Belki öyle değildir, belki de yarım bırakılan her kitap ne türlü serüven barındırırsa barındırsın, okuyanın belleğini geçmişte kavurur; geleceğin düşünde acımasızca kıvrandırır. Şimdiyse pervaza dayadığı elinin kupkuru parmaklarında bir sigara tutarak ılık ılık yaşlar döküp, hüzün doğuran gözlerini dişleri sıkılı vaziyette, sol kolunun yeniyle kuruluyordur.

Bense duyduğum zaafın zor düzene girmesine aldırmadan kitabımı okumayı tercih ederim.
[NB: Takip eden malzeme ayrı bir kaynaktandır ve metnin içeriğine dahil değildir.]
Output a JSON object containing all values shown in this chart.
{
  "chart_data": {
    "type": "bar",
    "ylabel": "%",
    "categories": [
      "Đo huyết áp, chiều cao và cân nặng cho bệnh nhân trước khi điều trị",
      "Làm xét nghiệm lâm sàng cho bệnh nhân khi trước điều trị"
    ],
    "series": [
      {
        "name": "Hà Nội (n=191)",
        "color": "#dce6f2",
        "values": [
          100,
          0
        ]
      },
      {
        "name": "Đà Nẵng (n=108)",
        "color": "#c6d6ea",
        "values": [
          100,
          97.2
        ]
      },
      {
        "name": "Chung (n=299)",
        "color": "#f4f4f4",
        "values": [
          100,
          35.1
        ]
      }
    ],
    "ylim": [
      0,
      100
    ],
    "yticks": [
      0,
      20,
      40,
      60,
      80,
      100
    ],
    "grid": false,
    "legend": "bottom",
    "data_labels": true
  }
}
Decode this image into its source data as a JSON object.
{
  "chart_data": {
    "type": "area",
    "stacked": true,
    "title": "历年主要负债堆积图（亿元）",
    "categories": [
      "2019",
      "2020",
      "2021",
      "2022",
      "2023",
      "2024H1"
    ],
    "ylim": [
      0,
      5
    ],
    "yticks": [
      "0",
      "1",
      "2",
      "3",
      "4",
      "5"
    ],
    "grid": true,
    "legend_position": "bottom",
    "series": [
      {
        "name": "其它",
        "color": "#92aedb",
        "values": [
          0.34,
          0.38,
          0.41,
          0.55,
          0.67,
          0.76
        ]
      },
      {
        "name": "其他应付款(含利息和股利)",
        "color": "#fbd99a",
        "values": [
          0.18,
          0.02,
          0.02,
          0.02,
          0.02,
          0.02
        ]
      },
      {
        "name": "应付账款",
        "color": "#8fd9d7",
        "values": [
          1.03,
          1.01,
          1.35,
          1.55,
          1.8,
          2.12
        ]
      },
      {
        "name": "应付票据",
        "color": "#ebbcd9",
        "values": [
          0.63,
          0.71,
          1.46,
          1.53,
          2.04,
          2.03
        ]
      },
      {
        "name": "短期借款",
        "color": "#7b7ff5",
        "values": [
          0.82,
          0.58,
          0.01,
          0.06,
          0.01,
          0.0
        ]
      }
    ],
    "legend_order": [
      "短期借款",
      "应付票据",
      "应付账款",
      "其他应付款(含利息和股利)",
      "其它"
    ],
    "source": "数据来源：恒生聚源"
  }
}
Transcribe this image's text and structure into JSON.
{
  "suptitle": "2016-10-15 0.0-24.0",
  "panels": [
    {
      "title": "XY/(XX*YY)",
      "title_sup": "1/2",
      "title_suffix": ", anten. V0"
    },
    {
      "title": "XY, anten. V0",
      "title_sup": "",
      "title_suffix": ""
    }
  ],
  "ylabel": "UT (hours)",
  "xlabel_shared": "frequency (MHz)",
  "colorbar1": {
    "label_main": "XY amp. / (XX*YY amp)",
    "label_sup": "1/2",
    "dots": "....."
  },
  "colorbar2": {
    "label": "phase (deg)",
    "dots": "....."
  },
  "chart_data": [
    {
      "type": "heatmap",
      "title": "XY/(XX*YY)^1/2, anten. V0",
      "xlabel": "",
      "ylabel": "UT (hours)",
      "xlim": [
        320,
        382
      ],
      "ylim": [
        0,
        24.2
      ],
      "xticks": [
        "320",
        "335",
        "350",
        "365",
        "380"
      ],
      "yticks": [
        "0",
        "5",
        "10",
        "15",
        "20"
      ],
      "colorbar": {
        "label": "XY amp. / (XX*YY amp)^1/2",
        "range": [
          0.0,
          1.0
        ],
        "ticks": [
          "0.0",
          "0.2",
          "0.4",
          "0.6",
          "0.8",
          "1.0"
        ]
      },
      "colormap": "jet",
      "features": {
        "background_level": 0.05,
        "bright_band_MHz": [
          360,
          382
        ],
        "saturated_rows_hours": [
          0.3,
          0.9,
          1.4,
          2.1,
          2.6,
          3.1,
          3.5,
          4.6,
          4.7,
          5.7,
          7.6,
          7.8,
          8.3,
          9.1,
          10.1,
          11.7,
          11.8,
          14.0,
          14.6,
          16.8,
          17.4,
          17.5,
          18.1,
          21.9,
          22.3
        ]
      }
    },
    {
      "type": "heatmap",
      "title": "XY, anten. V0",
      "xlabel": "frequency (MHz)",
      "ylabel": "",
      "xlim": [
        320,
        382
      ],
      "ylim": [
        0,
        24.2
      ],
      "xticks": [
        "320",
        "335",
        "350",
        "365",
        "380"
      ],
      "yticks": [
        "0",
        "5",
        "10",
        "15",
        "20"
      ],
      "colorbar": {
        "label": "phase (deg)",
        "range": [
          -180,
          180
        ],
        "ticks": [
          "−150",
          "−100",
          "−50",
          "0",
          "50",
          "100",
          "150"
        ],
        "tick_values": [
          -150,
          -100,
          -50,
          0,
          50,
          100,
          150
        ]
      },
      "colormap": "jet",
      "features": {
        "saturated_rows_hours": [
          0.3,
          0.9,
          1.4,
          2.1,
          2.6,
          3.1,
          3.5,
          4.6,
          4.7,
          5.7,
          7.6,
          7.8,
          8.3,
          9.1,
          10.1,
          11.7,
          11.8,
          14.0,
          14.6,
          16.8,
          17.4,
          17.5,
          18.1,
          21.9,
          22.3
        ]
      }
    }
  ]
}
Belki ardı ardına sigara yakar, dumandan rahatsız olduğunu belli eden kedim kokusunu almasın diye, havada bir iki basımlık parfüm gezdirirdim. Yüreğimin içindeki ateş, aklımdaki barutu saman sarısı alevlere çevirmeye her daim heveslidir -ki buna benim engel olmam kabil değil-. Asfaltlı yollar, şehrin binaları, bir merdivenin basamakları, her vakit yağabilecek yağmur, yüzünü görmeme lüzum olmayan "kızıl saçlı amazon" kadın ve en acısı çocuklar, içten dışa doğru bir firar yangını başlatmaya kâfidir.

Kaçsam, yine sıkışıp kalacağım bu birbirlerine elektrikli tellerle bağlı hatıraların, kaşınan dişleri arasında.

Birkaç yıldız benim için yas ilan etmiş olsa, omzumdaki yükü tanıdık birine duyulan minnet ile bırakırdım. Ellerden öper, gözlerden halimi görmelerinin medetini umardım. En küçük yaşam hevesim, iblisçil bir suretle bu yastan vazgeçmenin zamanı geldiğini anımsatacak mıdır? Dilediğim yerden gülmeye, katıla katıla kahkaha atmaya ve artık unutuşun gerekli olduğu zamanı hatırlatır mı bir şeyler? Unutmak mümkün mü? Mümkün mü izlerini silmek? Mutlu olma şansımı yitirmişken yeniden kavuşmak mümkün mü?